By Ellen Thompson/Havre Daily News/ethompson@havredailynews.com
Exactly 60 years ago, Kremlin resident Bud Werbelow was in the midst of the Battle of the Bulge and preparing what meager Christmas celebration he and his friends could muster.
His future wife, Elizabeth, was living with her father in Czechoslovakia, where he had been transferred by the railroad company he worked for from their home in Salzburg, Austria.
On Dec. 16, Germany had used its strongest troops to launch its last offensive in the war. The battle, known also as the Ardennes Offensive, caught the Americans and British by surprise.
The Americans had 600,000 men stationed in the Ardennes, an area of dense forest and hills that extends through France, Belgium and Luxembourg. But those men were either battle worn and had been sent to the area to recuperate, or they were American soldiers who had just arrived in Europe. The Allies had not expected an attack in that area and were not prepared.
Werbelow, a member of the Army's 666th Field Artillery, was among the fresh arrivals. He had been drafted in November 1943. His first year passed with basic training, further training in Europe waiting for supplies, and relatively little action. That ended on Dec. 16.
Werbelow was trained as a switchboard operator, relaying messages between troops stationed at different positions. Whenever the Allied forces would gain ground, they would need to lay more telephone wire to continue using telephones rather than radio, which could be intercepted.
"There were so many ways to die - cold weather, the enemies on you. You just prayed a lot," he said.
The battle was the biggest in American history, involving more troops than the Battle of Gettysburg. Cold took more lives than the enemy did.
Werbelow remembers the temperatures as falling between 30 and 40 below zero - the winter of 1944-45 is among the coldest recorded in the area.
He said the men would wear their winter coats and then share sleeping bags to stay warm.
He grew up in Greybull, Wyo., and he took to war the memory of his father's warning: "If you ever get cold, you better not go to sleep or you're not going to wake up."
Some nights, Werbelow remembers, he didn't sleep. He stayed up talking to his foxhole partner, the man who became his best friend in the war. Many other men didn't wake up the next morning.
Those who did had to face the shelling.
"The weather was so bad, the airplanes couldn't come in to protect us," he said.
Werbelow remembers one instance when the Americans were finally protected by air support, but a single German plane managed to get through. The men had finished eating, Werbelow said, and lined up to wash out their kits when the plane strafed them, luckily missing them. When Werbelow looked down he saw that the head of his spoon had been shot off. "Ooh. This is getting pretty close," he said. He was very frightened.
For Christmas, which came in the middle of the battle, the men were promised turkey. It never arrived. What they got was more K rations - canned food.
"That's the worst Christmas I ever spent in my life," he said.
He and a friend found some wire and strung up some cans on a tree in the middle of the forest. It's something they still talk about 60 years later, he said.

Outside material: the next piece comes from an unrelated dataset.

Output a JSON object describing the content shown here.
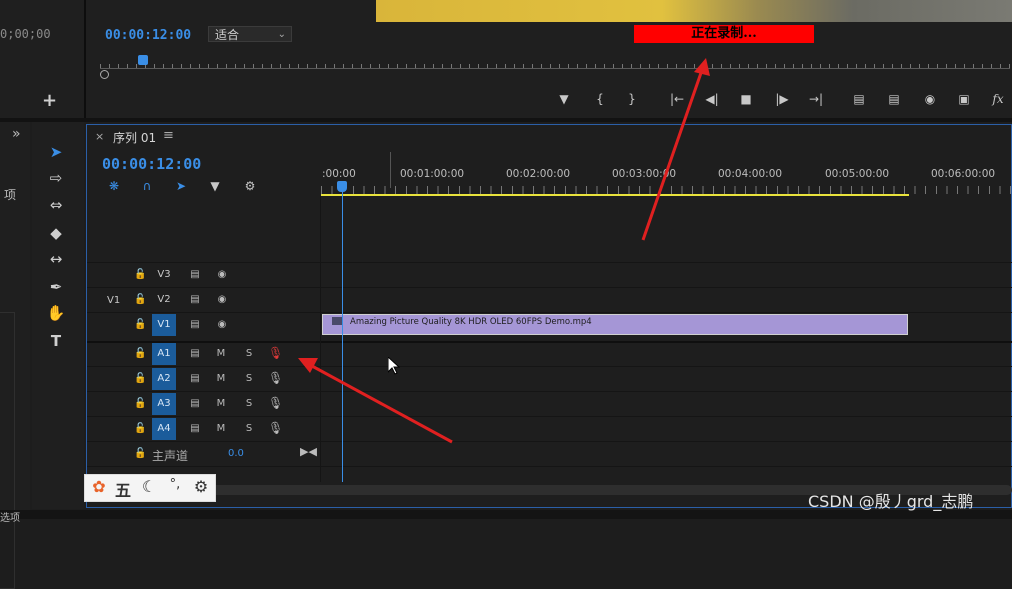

The next day, Dec. 26, the Allies began their counteroffensive. Werbelow remembers that Gen. George Patton, leading a division of tanks, relieved the pressure on American troops and allowed them to advance.
Looking back, Werbelow mostly wonders how he made it out.
Werbelow's army records show a record of three battles, including Central Europe and the Rhineland, but the one that stood out most in his mind was the Battle of the Bulge, which is estimated to have resulted in 80,000 American casualties.
Though the battle will always bring back bad memories, Werbelow enjoyed his time in Europe once the war ended. He re-enlisted as an Army MP guarding prisoners.
He said that when he spoke to his father on the phone, he was always asked if he had gotten himself a homestead yet.
"No," he told his father, "but I got myself a woman."
Just before the end of the war in the spring of 1945, Elizabeth was trying to get back to Austria. She was 19 years old, and she and her father were trying to make it to an area under American control after they heard the American troops would not harass them.
On May 9, the war ended and they reversed their course, back to Czechoslovakia to get the papers needed to return to Austria.
Finally they made their way back to their home and reunited with the rest of the family there.
Werbelow was in Austria guarding prisoners when he met Elizabeth at a carnival. He wanted to see more of Europe, he said, when he re-enlisted. Very soon, he also wanted to see more of Elizabeth.
The two communicated through Elizabeth's sister, who spoke English. They were married in 1947.
Before their marriage, Elizabeth said, she was teased by people who did not want to see an Austrian woman with an American soldier. The U.S. consulate had its own objections to the union, on the grounds of, among other things, religious difference - one was Lutheran, the other Catholic. Those were finally overcome, and just in time to allow Elizabeth to accompany Werbelow back to America.
They have been married five times now, each time to each other. In 1947 they were married by the U.S. consulate, by the Austrian consulate and by the U.S. Army, all in one day. For their 40th anniversary they renewed their vows at the Kremlin Lutheran Church, in front of their five children. For their 50th anniversary, the couple returned to Austria and renewed their vows there.